Experts mock the whole AML/CTF model

August 22, 2011

If the IMF’s skepticism about the effectiveness of the Financial Action Task Force and the contemporary anti-money laundering (AML) system weren’t damning enough…

A separate report from the U.K.’s Financial Services Authority has shaken the very faith that AML and combating of terror finance (CTF) experts once held in the foundations of the modern system of international financial controls.

It’s about time.

It is a system that over-regulated banks, passed the expenses along to share holders who’ve endured lower returns; account holders in terms of more paperwork, intrusive data mining, lower interest rates; and to financial service employees who have had to make sense of the whole unprofitable mess.  And it’s all been in an effort to find needle-size transactions among giant haystacks of financial exchanges.

The modern AML system is very similar to contemporary airport security.  It treats everybody like a terrorist, and creates a vast bureaucracy that has never quite proved its worth.  It focuses on suspicious transactions rather than suspicious people.  It fails to profile.

The specific findings in this report are that Britain’s banks aren’t doing anything different now than they were doing 20 years ago with regard to opening accounts for corrupt foreign dictators who stole the wealth of their countries and deposited it in British banks.  All this has happened despite extensive regulations, oversight, and requirements for the British financial sector.

If one of the most advanced countries in the world with a first-class banking system cannot achieve what seems a relatively straightforward task of screening their customers and verifying their source of income, what hope can we possibly have that the banks will be able to identify and report a $10,000 transaction from Habib to Farouk so he can buy explosive materials?

The implications of the FSA report reach beyond Great Britain.  Editor Joy Geary of the Australia-based AML Magazine asked, “Does it mean that the AML/CTF framework, as currently in operation globally, is doomed always to fail?” and urged that “The damning contents of the FSA report should lead to a long and hard look at the underlying causes.”

Enough from me.  Here’s an extremely useful article from the above mentioned AML Magazine laying out what makes the FSA report so troublesome:

FSA 2011 Report on banks’ management of high money-laundering risk situations

This report, released recently by the Financial Services Authority (FSA) in the United Kingdom, is simply breathtaking.

The report was commissioned by Philip Robinson shortly before his retirement in 2009 as Head of Financial Crime in the FSA. It describes how banks operating in the UK are managing money-laundering risk in higher risk situations. It focuses in particular on correspondent banking relationships, wire-transfer payments and high-risk customers including politically exposed persons (PEPs). These are wellknown areas of high money-laundering risk; they are not new or evolving methods. Yet the report’s contents are damning and raise challenging questions for both the regulated and the regulator in the UK.
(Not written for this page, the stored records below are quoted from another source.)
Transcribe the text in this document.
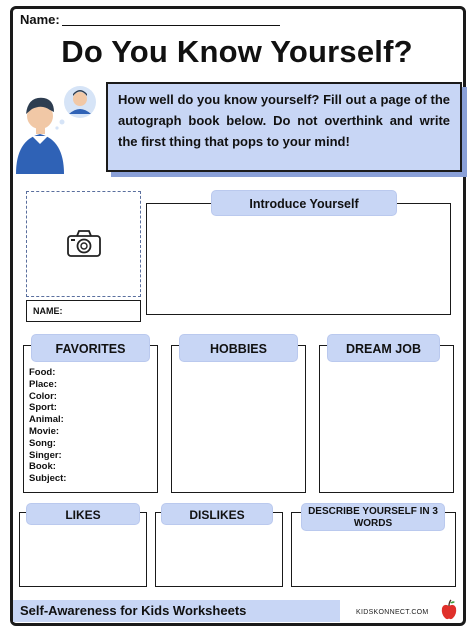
Name:
Do You Know Yourself?
How well do you know yourself? Fill out a page of the autograph book below. Do not overthink and write the first thing that pops to your mind!
NAME:
Introduce Yourself
FAVORITES	HOBBIES	DREAM JOB
Food:
Place:
Color:
Sport:
Animal:
Movie:
Song:
Singer:
Book:
Subject:
LIKES	DISLIKES	DESCRIBE YOURSELF IN 3 WORDS
Self-Awareness for Kids Worksheets	KIDSKONNECT.COM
A little history is important to understand why the report’s contents are so damning. Eleven years ago the FSA took UK financial institutions to task about funds associated with General Sani Abacha, the former President of Nigeria. An FSA investigation focused on the anti-money laundering (AML) controls at 23 banks in the UK where accounts linked to Abacha family members and close associates were identified. The investigation found that 15 of the banks had significant control weaknesses.

The FSA investigation identified 42 personal and corporate account relationships linked to Abacha family members and close associates in the UK. These accounts were held at 23 banks which included UK banks and branches of banks from inside and outside the European Union. In total, turnover on the 42 accounts amounted to US$1.3 billion for the four years between 1996 and 2000. (The US$1.3 billion relates only to the turnover on the accounts over this period; it did not necessarily represent the proceeds of crime or the amount of money received into the UK.)

Some 98 percent of the US$1.3 billion went through the 15 banks with significant control weaknesses. The FSA found that a number of the banks had reported suspicions to the National Criminal Intelligence Service (NCIS) on a timely basis.

The following deficiencies were found at one or more of the 15 banks:

  • Inadequate senior management oversight of the account-opening process for customers who could be classified as higher risk;
  • Weaknesses in the verification of the identity of beneficial owners of companies;
  • Over reliance on introductions by existing customers;
  • Inadequate understanding of the source of the customers’ wealth;
  • Shortfalls in following industry guidance on reporting suspicious transactions to the National Criminal Intelligence Service; and
  • Weaknesses in record retrieval and retention.

The FSA imposed financial penalties on a number of financial institutions following the Abacha review designed to improve the quality of compliance across the board.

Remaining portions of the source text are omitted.